What are the steps involved in buying a BDA site sllotted as compensation to original owners in return for land acquisition to create the layout?






Shivani Shivani
Answered on December 19,2019

The BDA’s process of forming residential layouts from what is usually agricultural land includes an incentive scheme. This is to make it easy for landowners to voluntarily surrender land. For every acre that the BDA acquires, the landowner is to be given a 60 × 40 site.

In principle, this scheme works out well for the landowner because of the substantial change in land values once the layout is created and the market value appreciation of residential plots over time. However, this is where the process is different from that of a BDA site allotted to a regular applicant.

i.    For the sake of convenience, the BDA registers it in the name of the Khatedar.

ii.    Unlike the normally allotted BDA sites, where all previous titles and titular claims are extinguished and the new allottee becomes the owner, in the case of the compensatory sites, the situation is different. The land would typically be ancestral land, and many individuals can claim rights over the property, such as heirs, minors, etc. Note that this ‘ancestral’ status carries forward into the compensatory site as is.

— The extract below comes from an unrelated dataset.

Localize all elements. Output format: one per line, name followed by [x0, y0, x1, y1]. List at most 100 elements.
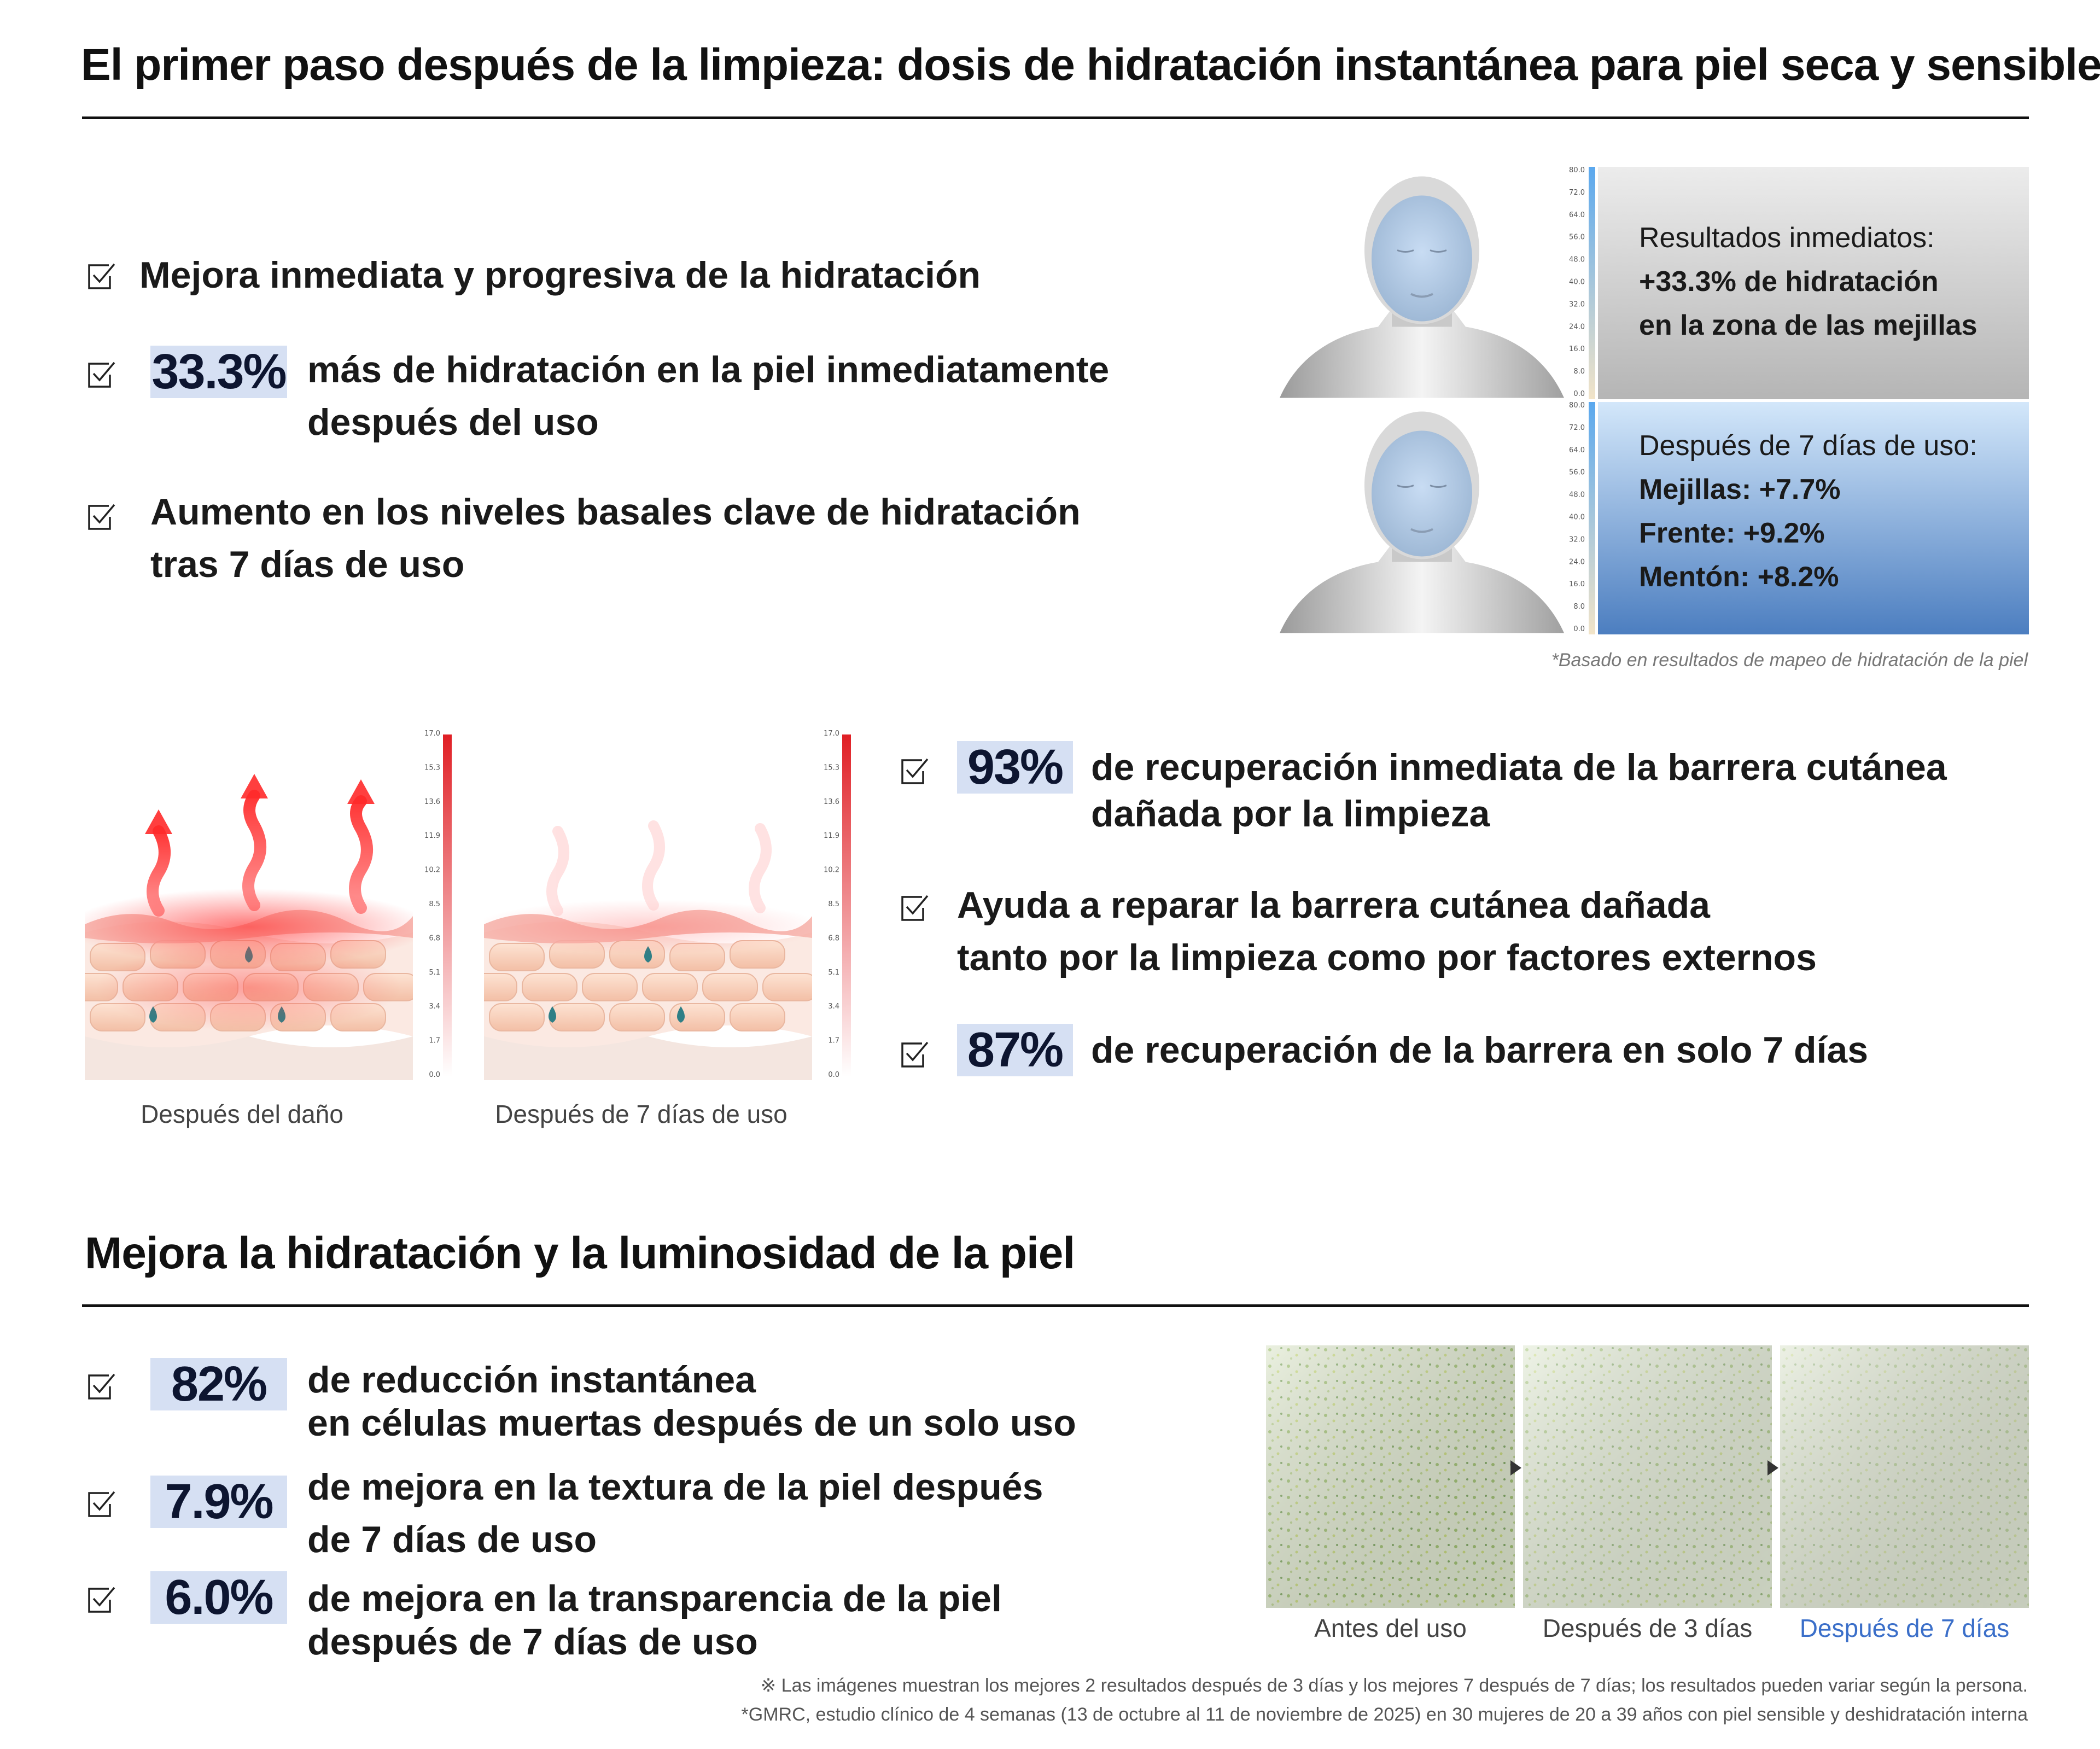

iii.    In some cases, if the original landowners were illiterate or short of cash even to register the compensatory site to transfer it to their name from the BDA, they would have then drawn up sale agreements with third parties or brokers. In such cases, it has been observed that sometimes the owners have gotten into agreements even before they are allotted the sites.

iv.    These agreement holders then carry out the rest of the site acquisition formalities. They sometimes pay the money for the registering the site itself.

All this would have happened by the time you run into such a site, when you are prospecting.